First he had to cross the mountain of Mashu, the vast and dark mountain of the setting sun whose entrance was guarded by scorpion-men; but they took pity on him and let him pass. On the other side of the mountain he met Siduri ‘the barmaid who dwells on the edge of the sea’, and Siduri's advice was to stop worrying and wandering and enjoy life. Yet, touched by his sorrow, she told him where Ut-napishtim could be found: on the other side of an immense and dangerous sea barred by ‘the waters of death’. Our hero did not hesitate. He enlisted the help of Urshanabi the boatman, crossed the sea and finally met Ut-napishtim, who told him his own story, the story of the Flood. Could Ut-napishtim do something for Gilgamesh? Yes, he should get hold of a certain thorny plant, the plant of life which grew in the depths of the ocean. Gilgamesh, like a pearlfisher of the Persian Gulf, tied heavy stones to his feet, dived and picked the plant. Alas, on his way home, while he lay asleep near a spring, a snake came out from the water and carried away the precious harvest. There would be no eternal life for Gilgamesh. The conclusion implicit in the story is as pessimistic as Ut-napishtim's address to our hero:

Do we build houses for ever?

Does the river for ever raise up and bring on floods?

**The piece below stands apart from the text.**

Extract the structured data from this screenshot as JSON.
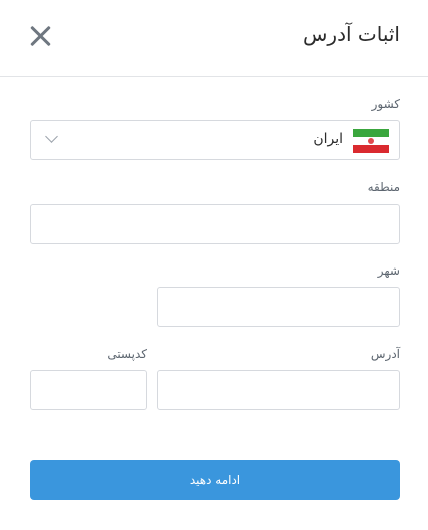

The dragon-fly leaves its shell

That its face might but glance at the face of the sun.

Since the days of yore there has been no permanence;

The resting and the dead, how alike they are!

 

Such is – briefly outlined and unfortunately robbed of its poetical fragrance – the story of Gilgamesh, unquestionably the most famous epic tale in the ancient Near East, judging from the numerous Assyro-Babylonian ‘editions’ and from the Hittite and Hurrian translations that have come to us.
21
Gilgamesh-the-hero is, of course, a myth. But what of Gilgamesh-the-king? A few years ago one would have strongly doubted his existence; today there are good reasons to believe that a king of that name actually ruled over Uruk, though definite proof is still lacking. For some time we have had the impression of standing at the moving, ethereal border which separates fiction from reality; we now have the certitude that the time of Gilgamesh corresponds to the earliest period of Mesopotamian history.